Mustafa ATAV

05 Ekim 2012

BUNLARI YAZMAK, BUNLARI SÖYLEMEK ZORUNDA MIYDIN?

Dezenformasyona tabi tutulduğu yani türlü manipülasyonlarla çarpıtılıp kirletildiği artık herkesçe bilinen enformasyon ağından dolayı sağlıklı olarak değerlendirme ihtimalimizin zor olduğu bir konuyu; yani İster domino etkisi deyin, ister kelebek etkisi deyin ama son tahlilde isim babası Batı Dünyası olan ve Arap Baharı denilen Ortadoğu’daki gelişmeleri yorumlamak adına klavyenin tuşlarına basmanın öyle kolay olmadığını baştan söyleyelim.

Hem de ya Baasçı ya NATO’cu diye suçlanmak ya da İrancı diye mezhebi anlamda kategorize edilmek ve bütün bunların hâsılası olarak neredeyse zalimden yana addedilip tekfir edilmek riski söz konusuyken.
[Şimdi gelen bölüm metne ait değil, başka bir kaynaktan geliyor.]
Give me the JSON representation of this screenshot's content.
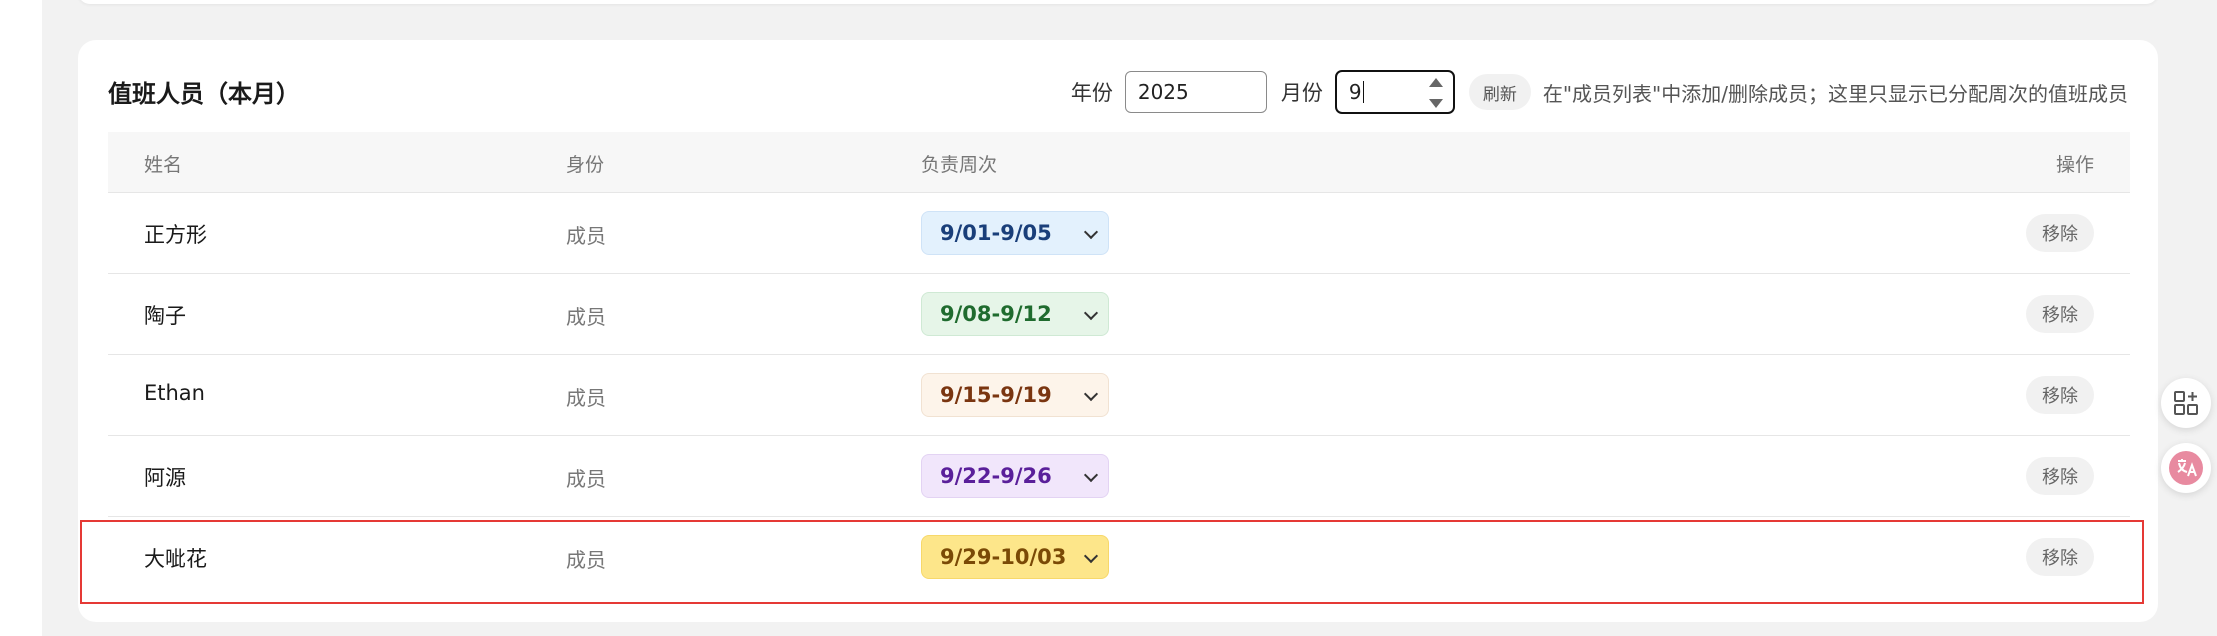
{
  "card": {
    "title": "值班人员（本月）",
    "year_label": "年份",
    "year_value": "2025",
    "month_label": "月份",
    "month_value": "9",
    "refresh_label": "刷新",
    "hint": "在\"成员列表\"中添加/删除成员；这里只显示已分配周次的值班成员"
  },
  "table": {
    "headers": {
      "name": "姓名",
      "role": "身份",
      "week": "负责周次",
      "action": "操作"
    },
    "rows": [
      {
        "name": "正方形",
        "role": "成员",
        "week": "9/01-9/05",
        "action": "移除",
        "bg": "#e3f1fd",
        "fg": "#1a3f7a",
        "border": "#cfe3f7"
      },
      {
        "name": "陶子",
        "role": "成员",
        "week": "9/08-9/12",
        "action": "移除",
        "bg": "#e6f5e8",
        "fg": "#1f6b2e",
        "border": "#cfe9d4"
      },
      {
        "name": "Ethan",
        "role": "成员",
        "week": "9/15-9/19",
        "action": "移除",
        "bg": "#fdf4ea",
        "fg": "#7a3510",
        "border": "#f1e2d2"
      },
      {
        "name": "阿源",
        "role": "成员",
        "week": "9/22-9/26",
        "action": "移除",
        "bg": "#f1e6fb",
        "fg": "#5a1f9a",
        "border": "#e3d3f3"
      },
      {
        "name": "大呲花",
        "role": "成员",
        "week": "9/29-10/03",
        "action": "移除",
        "bg": "#fde68a",
        "fg": "#7a4a06",
        "border": "#f7d86a"
      }
    ]
  },
  "colors": {
    "highlight": "#e53935",
    "translate_icon": "#e88aa0"
  },
  "icons": {
    "apps": "apps-add-icon",
    "translate": "translate-icon"
  }
}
Ki görüntülere, yazılanlara ve bu istikamette yapılan hararetli tartışmalara bakılırsa taraflar açısından ayniyle vaki bu dediklerim…

Peki, gerçekten “Arap Baharı” mı?

Başkalarını bilmem, İsmi bile ırkçılığı, kavmiyetçiliği yani ötekini yani sömürge merkezlerini ve dahası Batının hegemonyasını, genelde doğu, özelde Müslümanların yaşadığı coğrafyalar üzerindeki kirli hesaplarını, kaosu çağrıştırıyor bende.

Herhalde bu tür endişelerden dolayıdır, oralarda gelişen halk ayaklanmalarına Müslümanlar tarafından “intifada” hareketi adı konulması da tesadüf olmasa gerek.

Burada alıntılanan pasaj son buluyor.